Mooncakes at Carrefour |
"I wonder when the Moon Festival is this year?" I pondered aloud yesterday morning. Meenday was the only other person present, though the question was more rhetorical than a date I actually needed to place on my calendar.
"Let me check my scheduler," she offered. I raced over to my laptop to see if the built-in holiday feature of Emacs could find the date more quickly.
We both came up with October 6.
"Hmm. That's another month yet. I can't wait until mooncakes start going on sale. I like the Hong Kong style I grew up with best, though the Urumqi branch of Carrefour actually makes some pretty nice ones. They make a mean Oolong-tea-flavored mooncake."
"Oh, so you want to eat my flesh and blood, then?"
I wasn't quite sure I followed. Meenday and I speak with each other in Chinese. There's still a lot of basic conversation I have difficulty comprehending with any Chinese speaker. Additionally, as one of Xinjiang's minorities, educated outside of the Chinese system, I know that Meenday makes errors in grammar and pronunciation herself when speaking Chinese. Still, it seemed unlikely that she could be articulating anything close to what I understood.
"You know the real reason why the Chinese celebrate the Moon Festival, right?" Meenday continued on.
I thought back to the stories my mother read me about the Moon Festival in my childhood. I recalled a tale relating how one year in ancient China, rather than one sun rising, nine suns rose. This immediately led to drought and crops failing. The emperor consulted all of his ministers, nobody knew what to do.
Eventually an archer came forth and shot eight of the suns out of the sky. As his reward he was granted a pill of immortality. Rather than swallowing it immediately, he took it home and hid it underneath his pillow.
The archer's wife found the pill and swallowed it. This was the point in the story where my recollection became hazy. Somehow--perhaps as a punishment for taking the pill which was not meant for her, or perhaps it was a side-effect of the pill of immortality--she was transformed into a white rabbit and exiled to the moon. Where western cultures see the smiling face of the man-in-the-moon, Chinese see a white rabbit--the wife of the archer.

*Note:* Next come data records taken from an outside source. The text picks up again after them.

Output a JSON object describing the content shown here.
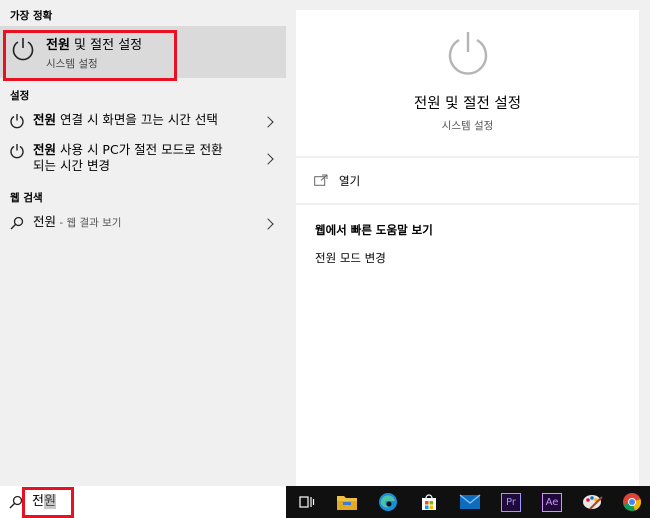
{
  "left": {
    "best_match_header": "가장 정확",
    "best_match": {
      "title_bold": "전원",
      "title_rest": " 및 절전 설정",
      "subtitle": "시스템 설정"
    },
    "settings_header": "설정",
    "settings_items": [
      {
        "bold": "전원",
        "rest": " 연결 시 화면을 끄는 시간 선택"
      },
      {
        "bold": "전원",
        "rest": " 사용 시 PC가 절전 모드로 전환",
        "line2": "되는 시간 변경"
      }
    ],
    "web_header": "웹 검색",
    "web_item": {
      "term": "전원",
      "suffix": " - 웹 결과 보기"
    }
  },
  "preview": {
    "title": "전원 및 절전 설정",
    "subtitle": "시스템 설정",
    "open_label": "열기",
    "help_header": "웹에서 빠른 도움말 보기",
    "help_link": "전원 모드 변경"
  },
  "search": {
    "typed": "전",
    "composing": "원"
  },
  "taskbar": {
    "icons": [
      "task-view-icon",
      "file-explorer-icon",
      "edge-icon",
      "store-icon",
      "mail-icon",
      "premiere-icon",
      "after-effects-icon",
      "paint-icon",
      "chrome-icon"
    ],
    "premiere_label": "Pr",
    "ae_label": "Ae"
  },
  "colors": {
    "highlight_border": "#e81123",
    "selected_bg": "#dadada",
    "taskbar_bg": "#101010"
  }
}
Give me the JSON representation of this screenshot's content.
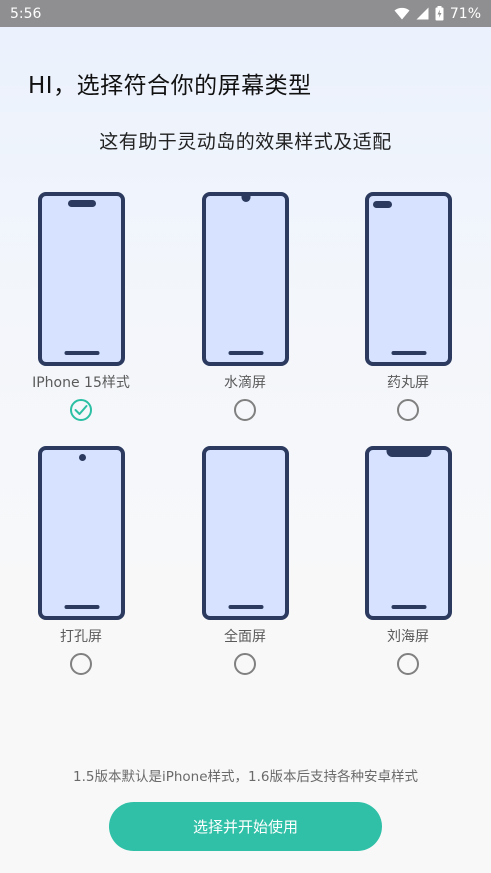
{
  "status_bar": {
    "time": "5:56",
    "battery": "71%",
    "icons": [
      "wifi-icon",
      "signal-icon",
      "battery-charging-icon"
    ]
  },
  "header": {
    "title": "HI，选择符合你的屏幕类型",
    "subtitle": "这有助于灵动岛的效果样式及适配"
  },
  "options": [
    {
      "label": "IPhone 15样式",
      "style": "dynamic-island",
      "selected": true
    },
    {
      "label": "水滴屏",
      "style": "waterdrop",
      "selected": false
    },
    {
      "label": "药丸屏",
      "style": "pill-left",
      "selected": false
    },
    {
      "label": "打孔屏",
      "style": "punch-hole",
      "selected": false
    },
    {
      "label": "全面屏",
      "style": "full-screen",
      "selected": false
    },
    {
      "label": "刘海屏",
      "style": "notch",
      "selected": false
    }
  ],
  "footer": {
    "note": "1.5版本默认是iPhone样式，1.6版本后支持各种安卓样式",
    "button_label": "选择并开始使用"
  },
  "colors": {
    "accent": "#2fc0a7",
    "phone_frame": "#2b3a5e",
    "phone_screen": "#d6e2ff"
  }
}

In honor of this event, the Chinese began to bake mooncakes, celebrating on the night of the fullest moon of the year.
I thought about the story and the yummy mooncakes I ate every year. Red bean paste filling wasn't bad, black bean paste even better. Lotus-seed paste mooncakes were the best. Aside from which filling, an additional choice when selecting mooncakes was yolk-count: zero, one, or two. (Whole yolks baked into a mooncake are, naturally, a representation of the moon.) What could eating a heavy, sweet, mooncake have to do with insulting Meenday?
Then it hit me... I recalled once hearing that the Moon Festival wasn't really an ancient tradition based on some legend. All that "holiday story" business was just a cover. Over certain dynasties the Chinese were ruled by foreign masters, the last being the Manchus, whose Qing dynasty ended not even one-hundred years ago. The Moon Festival was really created as a means to pass messages of resistance under one such period of foreign subjugation. To fight the foreign occupiers, mooncakes were baked with messages inside: communicating, organizing, resisting. This tradition began during the Yuan Dynasty.
Meenday is Mongol: her ancestors ruled over not just China, but the greater part of the Middle East, Europe, Tibet and Southeast Asia for generations. China's Yuan Dynasty (1271-1368) answered to the Mongolian Khans.
She conveyed her opinion of the Moon Festival without the least trace of seriousness, laughing and smiling. Lighthearted as it was, the conversation did remind me how relative the perspective of history can be. Meenday said that the Moon Festival (referred to in Chinese as Mid-Autumn Festival) is really the, We-Hate-the-Mongols-Festival.
I still maintained that there was nothing better than a solid, lotus-seed paste mooncake, with one or no yolk.